Imho, if your boss sees a mess, and says, “Clean up this mess,” there’s no snappy answer possible. Anything you say is an excuse, whining, or “being difficult.”
For my example I would respond with, “Thank god they get promoted out of here so quick.”
Do you remember the kid’s song “A hole in the bucket Dear Liza”?
Sing it!
There are forks in the sink
The sink is by the fridge
The fridge is in the kitchen
The kitchen is in the office
The office has the boss
Who bitches about ev-ery-thing.
I don’t know how to type with rhythm.
I had an awful day and this one cracked me up. Thanks.
“G’wan, fire me. I dare you.”
“You think THAT’S bad? You wouldn’t believe where the spoons are!”
Time for the passive agressive pit bull.
I’d go with mom, especially if you look over 30.
“What other option did I have? It’s not like my mom’s gonna drive over here every day. Sheesh!”

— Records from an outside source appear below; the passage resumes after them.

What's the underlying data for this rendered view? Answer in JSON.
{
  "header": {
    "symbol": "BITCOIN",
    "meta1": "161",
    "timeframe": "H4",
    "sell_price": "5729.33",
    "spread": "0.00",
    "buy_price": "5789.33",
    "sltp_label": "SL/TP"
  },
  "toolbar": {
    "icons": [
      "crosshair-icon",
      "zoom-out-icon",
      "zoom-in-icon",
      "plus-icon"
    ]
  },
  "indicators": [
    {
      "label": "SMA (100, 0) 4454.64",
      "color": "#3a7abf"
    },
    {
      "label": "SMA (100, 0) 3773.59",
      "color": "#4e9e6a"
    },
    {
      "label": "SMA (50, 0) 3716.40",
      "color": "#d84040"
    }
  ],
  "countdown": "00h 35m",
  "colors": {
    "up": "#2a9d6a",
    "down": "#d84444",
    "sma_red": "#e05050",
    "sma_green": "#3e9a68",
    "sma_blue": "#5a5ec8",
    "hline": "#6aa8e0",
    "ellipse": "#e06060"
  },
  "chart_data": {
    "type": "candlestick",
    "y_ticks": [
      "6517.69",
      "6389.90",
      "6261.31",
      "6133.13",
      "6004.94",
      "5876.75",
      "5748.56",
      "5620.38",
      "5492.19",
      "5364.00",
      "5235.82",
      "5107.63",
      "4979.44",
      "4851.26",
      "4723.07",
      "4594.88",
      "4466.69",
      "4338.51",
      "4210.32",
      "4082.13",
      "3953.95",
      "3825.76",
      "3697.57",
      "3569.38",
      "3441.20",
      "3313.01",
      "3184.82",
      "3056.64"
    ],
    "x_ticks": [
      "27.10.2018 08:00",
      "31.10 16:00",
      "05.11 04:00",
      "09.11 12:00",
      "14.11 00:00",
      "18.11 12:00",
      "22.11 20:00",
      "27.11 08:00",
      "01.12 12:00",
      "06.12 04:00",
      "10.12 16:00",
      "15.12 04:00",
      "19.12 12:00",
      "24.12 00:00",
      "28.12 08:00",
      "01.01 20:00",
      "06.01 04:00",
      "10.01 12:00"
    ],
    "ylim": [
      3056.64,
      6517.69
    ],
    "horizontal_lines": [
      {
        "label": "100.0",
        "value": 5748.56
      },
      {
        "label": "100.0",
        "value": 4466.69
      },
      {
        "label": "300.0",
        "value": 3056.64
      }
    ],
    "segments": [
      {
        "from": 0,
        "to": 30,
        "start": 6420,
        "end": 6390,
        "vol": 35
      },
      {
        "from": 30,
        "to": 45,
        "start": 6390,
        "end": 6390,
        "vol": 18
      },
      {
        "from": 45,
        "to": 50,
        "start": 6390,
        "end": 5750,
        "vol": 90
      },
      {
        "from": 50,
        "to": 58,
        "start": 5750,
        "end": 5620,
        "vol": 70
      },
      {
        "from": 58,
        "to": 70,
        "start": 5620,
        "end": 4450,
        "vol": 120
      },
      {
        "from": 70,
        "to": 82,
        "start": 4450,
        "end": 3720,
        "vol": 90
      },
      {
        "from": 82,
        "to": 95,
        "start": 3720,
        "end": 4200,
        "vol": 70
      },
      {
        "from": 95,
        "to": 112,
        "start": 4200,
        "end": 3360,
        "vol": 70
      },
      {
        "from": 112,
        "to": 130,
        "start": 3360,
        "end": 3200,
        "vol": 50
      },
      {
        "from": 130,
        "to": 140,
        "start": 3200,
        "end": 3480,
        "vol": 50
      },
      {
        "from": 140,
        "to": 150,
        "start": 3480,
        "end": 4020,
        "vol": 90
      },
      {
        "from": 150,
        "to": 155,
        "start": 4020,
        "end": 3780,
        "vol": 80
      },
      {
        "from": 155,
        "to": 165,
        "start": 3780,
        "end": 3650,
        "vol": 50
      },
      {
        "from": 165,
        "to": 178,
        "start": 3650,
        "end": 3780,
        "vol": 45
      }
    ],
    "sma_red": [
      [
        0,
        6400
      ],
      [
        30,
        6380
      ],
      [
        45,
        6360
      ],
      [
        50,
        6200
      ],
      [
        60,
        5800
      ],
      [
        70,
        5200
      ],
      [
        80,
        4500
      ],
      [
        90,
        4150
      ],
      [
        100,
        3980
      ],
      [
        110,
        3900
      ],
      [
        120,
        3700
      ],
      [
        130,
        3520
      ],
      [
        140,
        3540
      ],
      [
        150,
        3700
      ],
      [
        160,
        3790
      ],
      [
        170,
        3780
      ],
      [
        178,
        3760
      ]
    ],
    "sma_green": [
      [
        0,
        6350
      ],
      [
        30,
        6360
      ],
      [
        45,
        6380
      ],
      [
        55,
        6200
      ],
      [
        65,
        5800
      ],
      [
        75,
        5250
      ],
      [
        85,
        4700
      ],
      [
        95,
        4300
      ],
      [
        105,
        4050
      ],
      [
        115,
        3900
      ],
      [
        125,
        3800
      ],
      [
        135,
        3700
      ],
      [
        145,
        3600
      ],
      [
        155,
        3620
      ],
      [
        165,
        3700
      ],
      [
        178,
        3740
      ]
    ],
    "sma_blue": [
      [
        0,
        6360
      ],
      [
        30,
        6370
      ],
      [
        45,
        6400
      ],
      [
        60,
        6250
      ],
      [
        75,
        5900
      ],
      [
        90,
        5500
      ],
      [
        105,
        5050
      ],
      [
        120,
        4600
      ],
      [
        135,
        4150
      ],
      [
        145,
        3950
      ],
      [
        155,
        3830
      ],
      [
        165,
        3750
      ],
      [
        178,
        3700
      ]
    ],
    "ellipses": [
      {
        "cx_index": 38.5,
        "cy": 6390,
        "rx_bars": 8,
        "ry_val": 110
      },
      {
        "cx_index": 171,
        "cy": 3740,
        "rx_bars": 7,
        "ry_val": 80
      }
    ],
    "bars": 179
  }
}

This one would have been particularly effective, given the germophobia of the woman in question. Gawd, I wish I could think on my feet!
There’s only one solution. Any time someone says something you don’t like you need to reply “I’ll be right back.” We’ll be here waiting.

“There are *forks *in the sink. And I’m *not *washing dishes!”
Ok, I’ll do the dishes, you do the forks.